Hardware cannot continue to scale at the rate users demand. Current technology has hit frequency and power walls. To continue improving power usage and application performance beyond these walls, we must move to platforms with multiple processing elements running at reduced frequency and power.
As new hardware is developed with 10s of cores, and in the near future 100s of cores, the software engineer is presented with the problem of programming these systems! How will the programmer determine an optimal mapping of computation to processing elements?

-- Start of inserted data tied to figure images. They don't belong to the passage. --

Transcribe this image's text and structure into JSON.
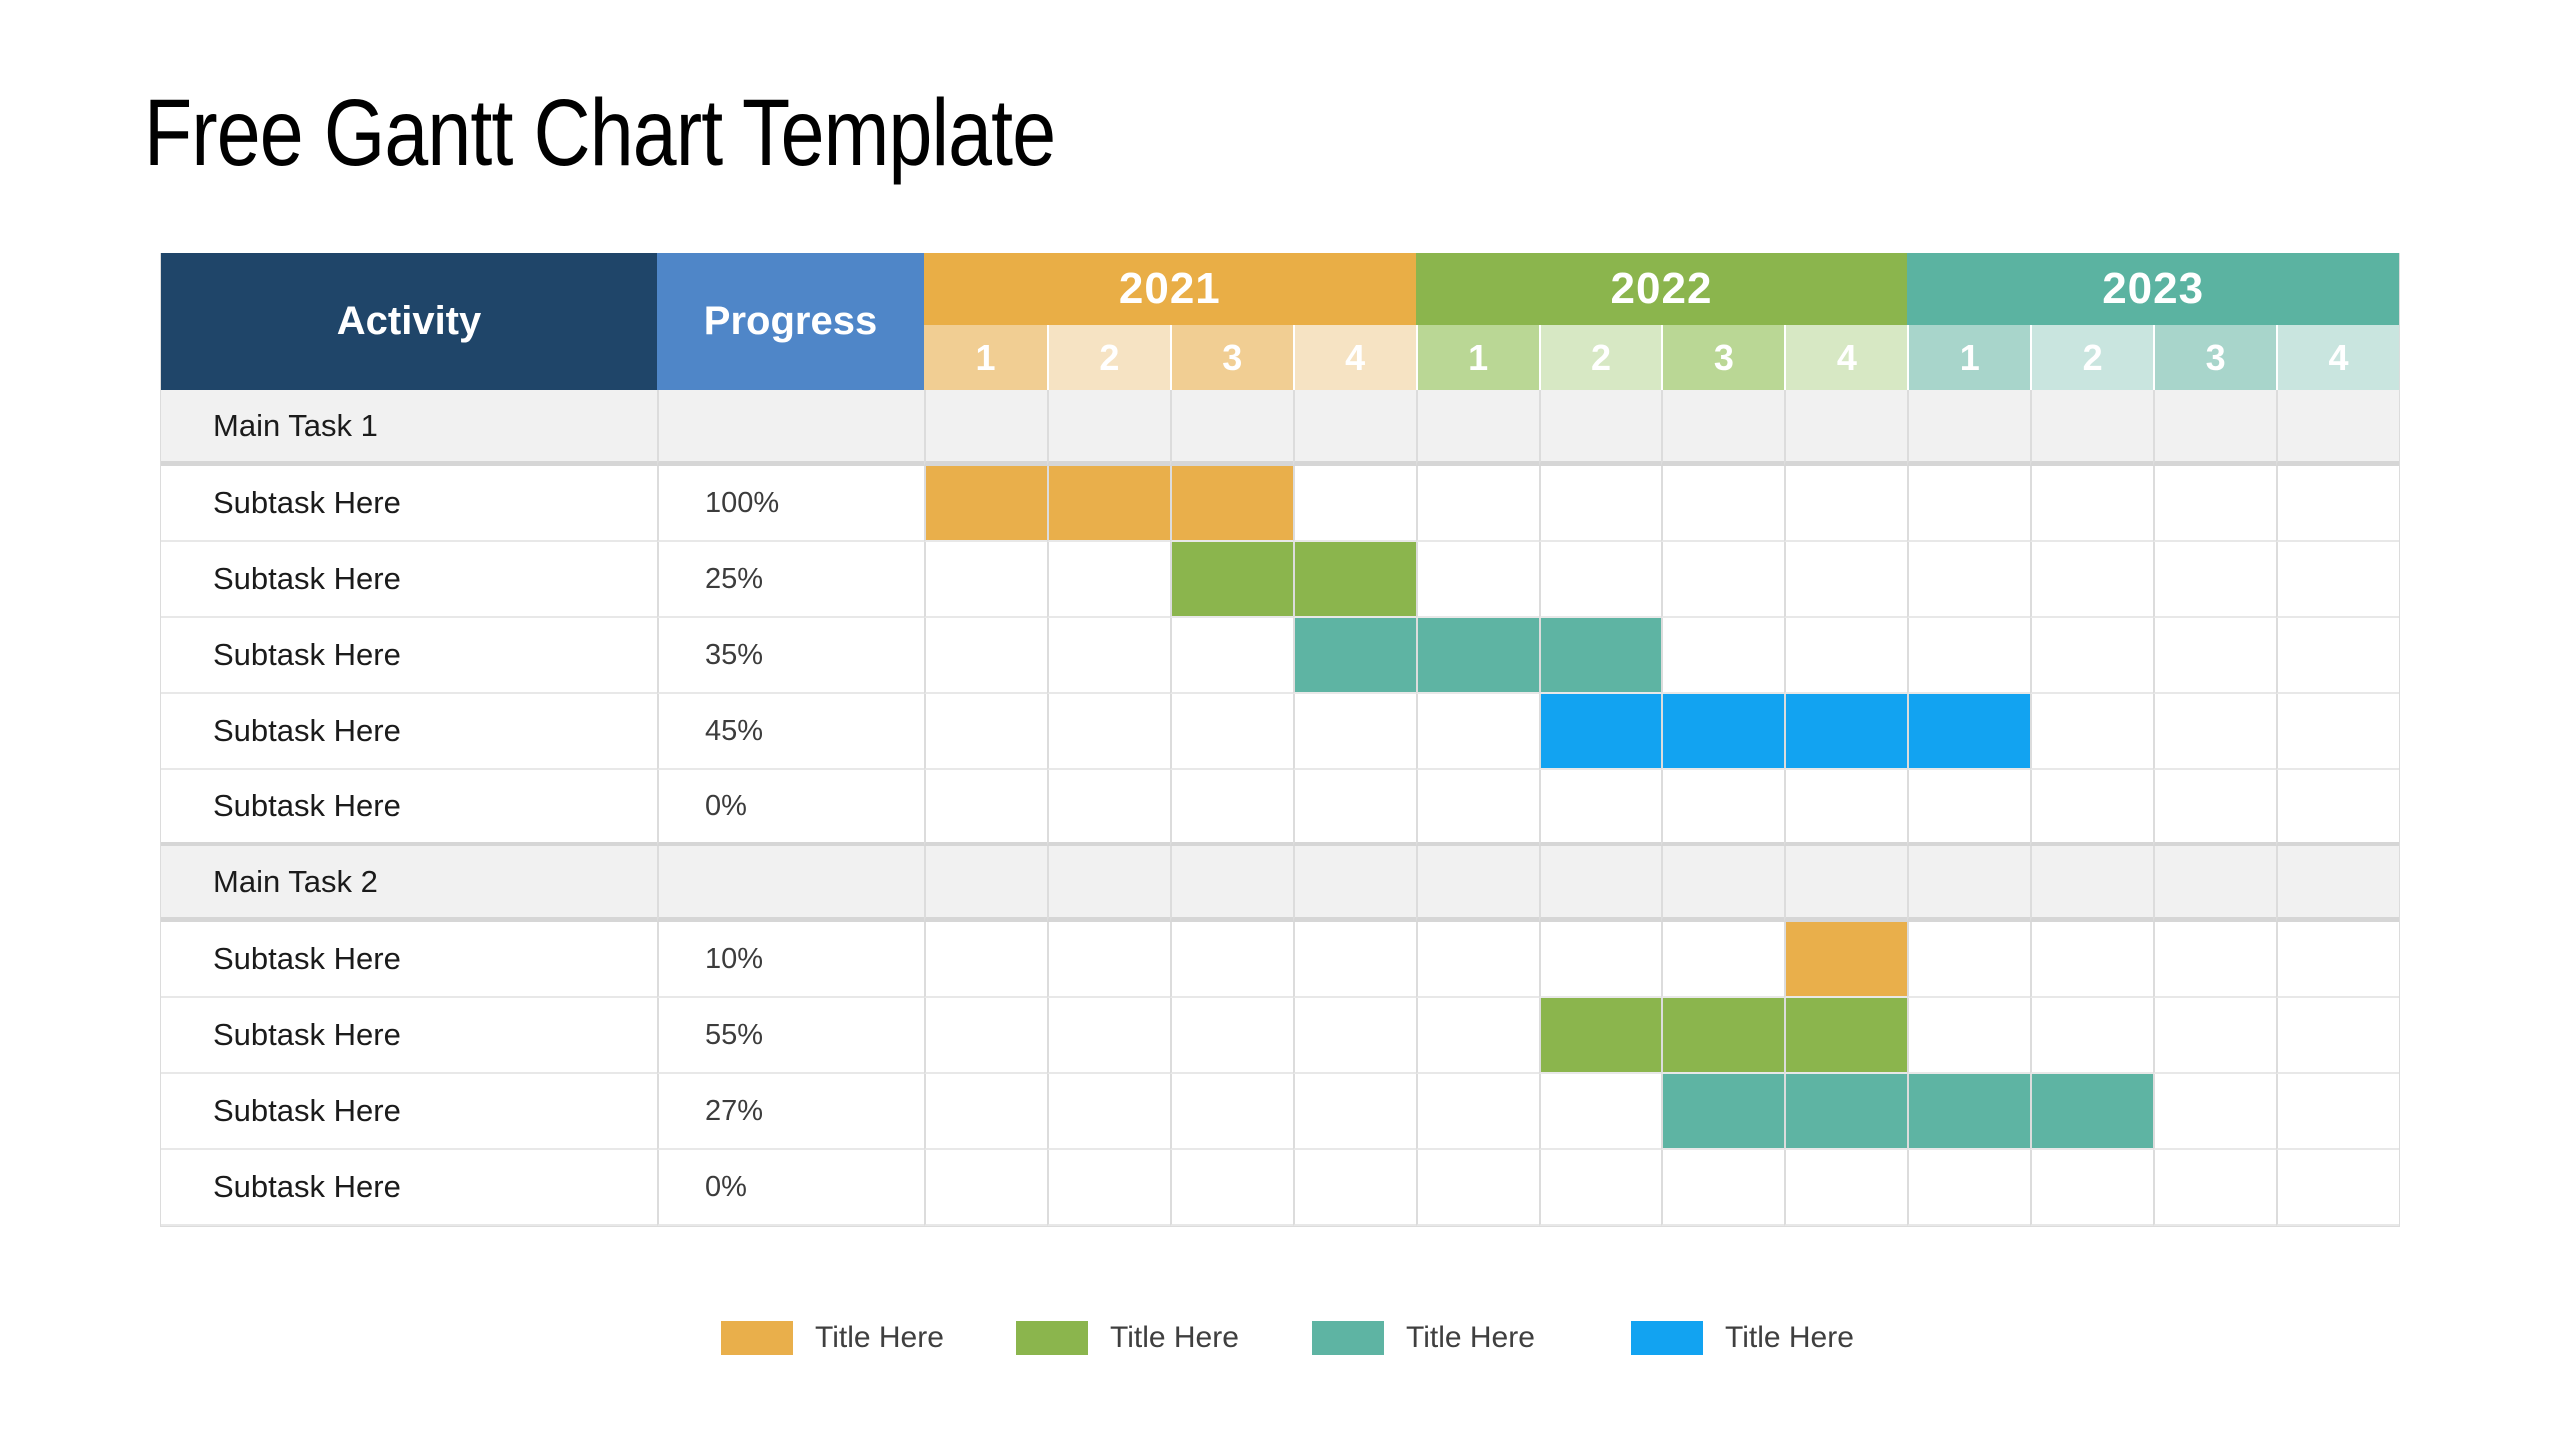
{
  "title": "Free Gantt Chart Template",
  "colors": {
    "navy": "#1F4569",
    "progress_blue": "#4F86C8",
    "main_row_bg": "#F1F1F1",
    "grid_line": "#DCDCDC",
    "heavy_line": "#D6D6D6",
    "text_dark": "#1B1B1B",
    "text_gray": "#3F3F3F",
    "orange": {
      "header": "#E9AE46",
      "medium": "#F1CE93",
      "light": "#F6E3C3",
      "bar": "#E9AF4B"
    },
    "green": {
      "header": "#8BB54D",
      "medium": "#BAD795",
      "light": "#D7E8C4",
      "bar": "#8BB54D"
    },
    "teal": {
      "header": "#5BB3A1",
      "medium": "#A8D5CB",
      "light": "#C9E5DF",
      "bar": "#5EB4A3"
    },
    "blue": {
      "header": "#12A3F1",
      "medium": "#A0D8F8",
      "light": "#C8E8FB",
      "bar": "#12A3F1"
    }
  },
  "table": {
    "headers": {
      "activity": "Activity",
      "progress": "Progress"
    },
    "years": [
      {
        "label": "2021",
        "key": "orange",
        "quarters": [
          "1",
          "2",
          "3",
          "4"
        ]
      },
      {
        "label": "2022",
        "key": "green",
        "quarters": [
          "1",
          "2",
          "3",
          "4"
        ]
      },
      {
        "label": "2023",
        "key": "teal",
        "quarters": [
          "1",
          "2",
          "3",
          "4"
        ]
      }
    ],
    "rows": [
      {
        "type": "main",
        "activity": "Main Task 1",
        "progress": ""
      },
      {
        "type": "sub",
        "activity": "Subtask Here",
        "progress": "100%",
        "bar": {
          "start": 1,
          "span": 3,
          "key": "orange"
        }
      },
      {
        "type": "sub",
        "activity": "Subtask Here",
        "progress": "25%",
        "bar": {
          "start": 3,
          "span": 2,
          "key": "green"
        }
      },
      {
        "type": "sub",
        "activity": "Subtask Here",
        "progress": "35%",
        "bar": {
          "start": 4,
          "span": 3,
          "key": "teal"
        }
      },
      {
        "type": "sub",
        "activity": "Subtask Here",
        "progress": "45%",
        "bar": {
          "start": 6,
          "span": 4,
          "key": "blue"
        }
      },
      {
        "type": "sub",
        "activity": "Subtask Here",
        "progress": "0%"
      },
      {
        "type": "main",
        "activity": "Main Task 2",
        "progress": ""
      },
      {
        "type": "sub",
        "activity": "Subtask Here",
        "progress": "10%",
        "bar": {
          "start": 8,
          "span": 1,
          "key": "orange"
        }
      },
      {
        "type": "sub",
        "activity": "Subtask Here",
        "progress": "55%",
        "bar": {
          "start": 6,
          "span": 3,
          "key": "green"
        }
      },
      {
        "type": "sub",
        "activity": "Subtask Here",
        "progress": "27%",
        "bar": {
          "start": 7,
          "span": 4,
          "key": "teal"
        }
      },
      {
        "type": "sub",
        "activity": "Subtask Here",
        "progress": "0%"
      }
    ]
  },
  "legend": [
    {
      "label": "Title Here",
      "key": "orange"
    },
    {
      "label": "Title Here",
      "key": "green"
    },
    {
      "label": "Title Here",
      "key": "teal"
    },
    {
      "label": "Title Here",
      "key": "blue"
    }
  ],
  "chart_data": {
    "type": "bar",
    "subtype": "gantt",
    "title": "Free Gantt Chart Template",
    "x_axis": {
      "years": [
        "2021",
        "2022",
        "2023"
      ],
      "quarters_per_year": 4,
      "tick_labels": [
        "1",
        "2",
        "3",
        "4"
      ]
    },
    "columns": [
      "Activity",
      "Progress",
      "2021 Q1-Q4",
      "2022 Q1-Q4",
      "2023 Q1-Q4"
    ],
    "tasks": [
      {
        "name": "Main Task 1",
        "progress": null,
        "start": null,
        "end": null,
        "color": null
      },
      {
        "name": "Subtask Here",
        "progress": "100%",
        "start": "2021-Q1",
        "end": "2021-Q3",
        "color": "#E9AF4B"
      },
      {
        "name": "Subtask Here",
        "progress": "25%",
        "start": "2021-Q3",
        "end": "2021-Q4",
        "color": "#8BB54D"
      },
      {
        "name": "Subtask Here",
        "progress": "35%",
        "start": "2021-Q4",
        "end": "2022-Q2",
        "color": "#5EB4A3"
      },
      {
        "name": "Subtask Here",
        "progress": "45%",
        "start": "2022-Q2",
        "end": "2023-Q1",
        "color": "#12A3F1"
      },
      {
        "name": "Subtask Here",
        "progress": "0%",
        "start": null,
        "end": null,
        "color": null
      },
      {
        "name": "Main Task 2",
        "progress": null,
        "start": null,
        "end": null,
        "color": null
      },
      {
        "name": "Subtask Here",
        "progress": "10%",
        "start": "2022-Q4",
        "end": "2022-Q4",
        "color": "#E9AF4B"
      },
      {
        "name": "Subtask Here",
        "progress": "55%",
        "start": "2022-Q2",
        "end": "2022-Q4",
        "color": "#8BB54D"
      },
      {
        "name": "Subtask Here",
        "progress": "27%",
        "start": "2022-Q3",
        "end": "2023-Q2",
        "color": "#5EB4A3"
      },
      {
        "name": "Subtask Here",
        "progress": "0%",
        "start": null,
        "end": null,
        "color": null
      }
    ],
    "legend": [
      "Title Here",
      "Title Here",
      "Title Here",
      "Title Here"
    ],
    "legend_position": "bottom",
    "grid": true
  }
}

The rise of heterogeneous multi-core systems adds an additional dimension to the problem. Processing elements in the same system can have varying capabilities, instruction set architectures, modes of communication and synchronization, models of computation, and operating frequencies. How will the programmer orchestrate these heterogeneous cores using their individual strengths to increase application performance and reduce power consumption?

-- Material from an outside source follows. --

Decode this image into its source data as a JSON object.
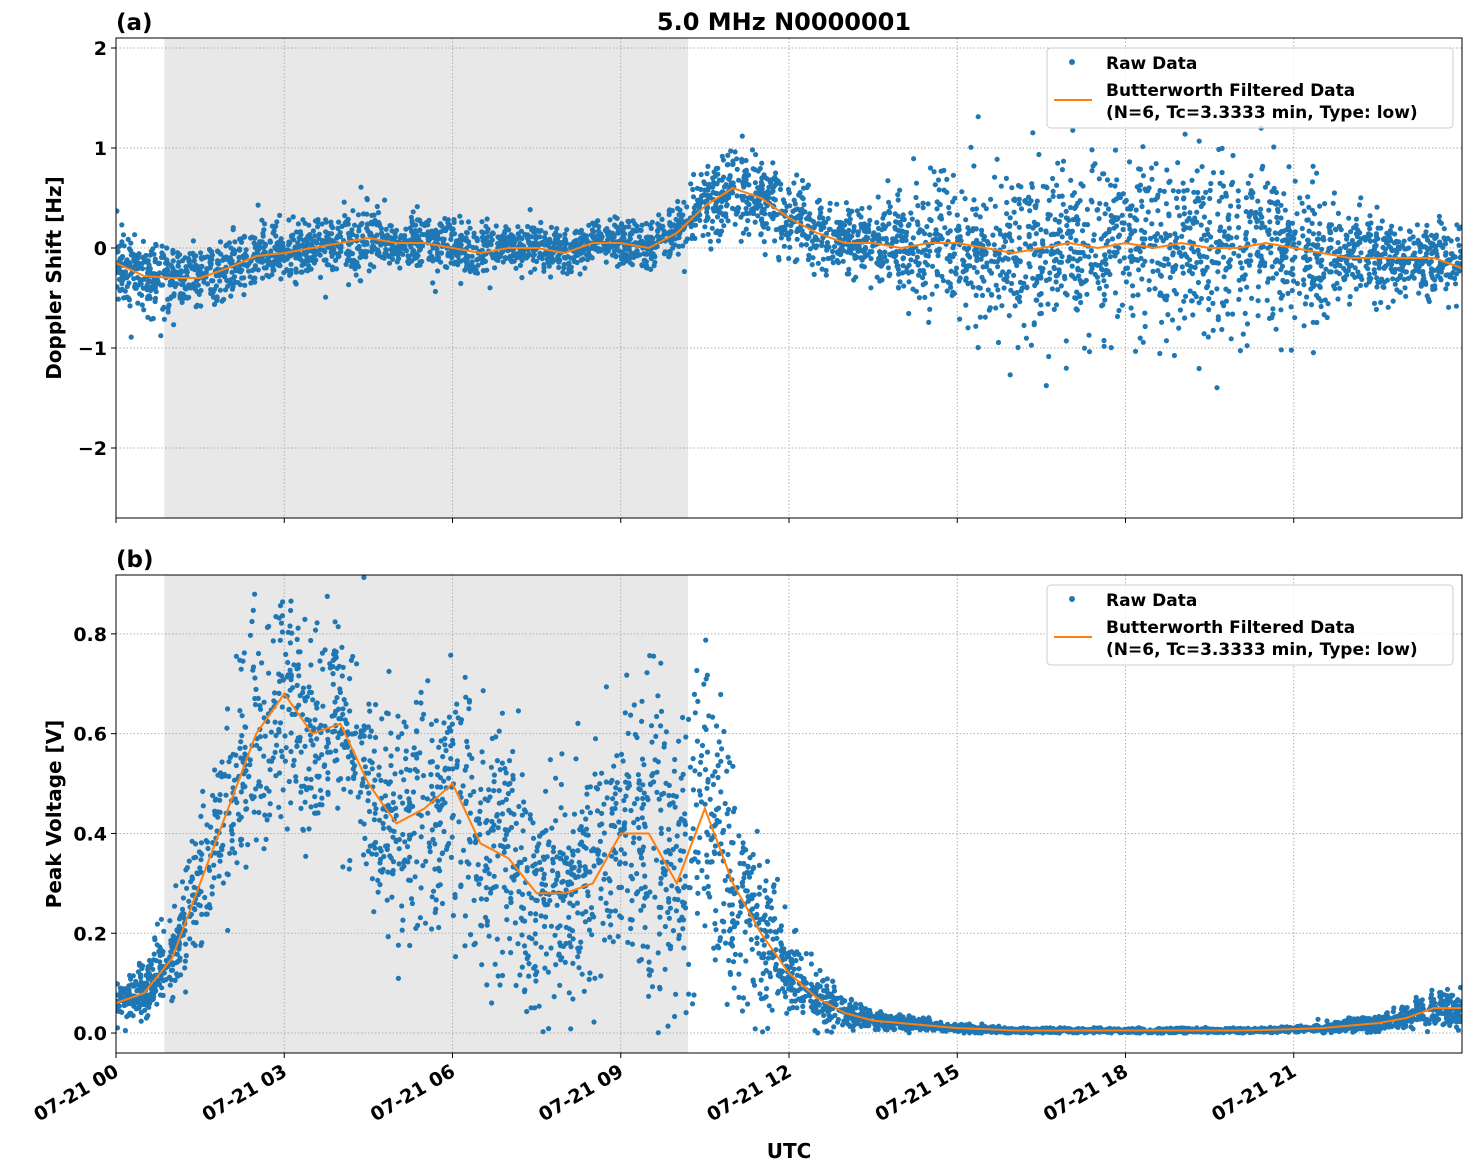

Chimera is a set of tools that helps the programmer face the challenges that arise when developing applications for heterogeneous multi-core systems. Chimera tools assist parallelization of existing and/or new software and automate the orchestration of low-level compilers to achieve construction of optimized hybrid code.
The solution consists of four main elements:
- Source-level program analysis supporting "guided" parallelization and fragmentation of code into concurrently executable code snippets (sourcelets).
- A compiler orchestration engine and binary-level component framework for heterogeneous code composition.
- Code planning engine for mapping computation to processing elements.
- Run-time code optimization engine for increasing power/performance efficiency.
Program analysis is used to slice the program into sourcelets that can be compiled into codelets targeting one or more of the available heterogeneous processors. The source-to-source transformation engine achieves this with pluggable transformation strategies designed to transform programmer's source-code to source-code that can be compiled by the underlying platform's target compilers.
The ability to orchestrate multiple existing compilers relies upon the ability of Chimera to form hybrid binaries together with a loader/execution framework that can deploy and execute the individual components appropriately. Chimera's hybrid code architecture provides abstractions of general memory transfer, execution control and resource control which any target processing element can provide. As the main line executes, the binary interface integrated with the target codelets, distributes and controls concurrently executing code.
The Chimera code planning and optimization engines work hand-in-hand to map codelets to processing elements in a way which maintains user defined power and performance thresholds, through a combination of run-time analysis and machine-learning. Although run-time analysis is used, the Chimera tool supports "stamping" out of optimized applications at any point during optimization. Stamped out solutions, represented as fragments of source code (i.e., sourcelets) and a modified main line program that incorporates hooks into sourcelet execution, allow Chimera-built systems to be statically verified for the purposes of system certification.
Chimera orchestrates existing compilers for each individual processing element and optimizes hybrid code for heterogeneous multi-core systems. It embraces an open architecture approach to systems development and can help new and existing applications quickly take advantage of the significant performance benefits of next generation multi-core heterogeneous platforms.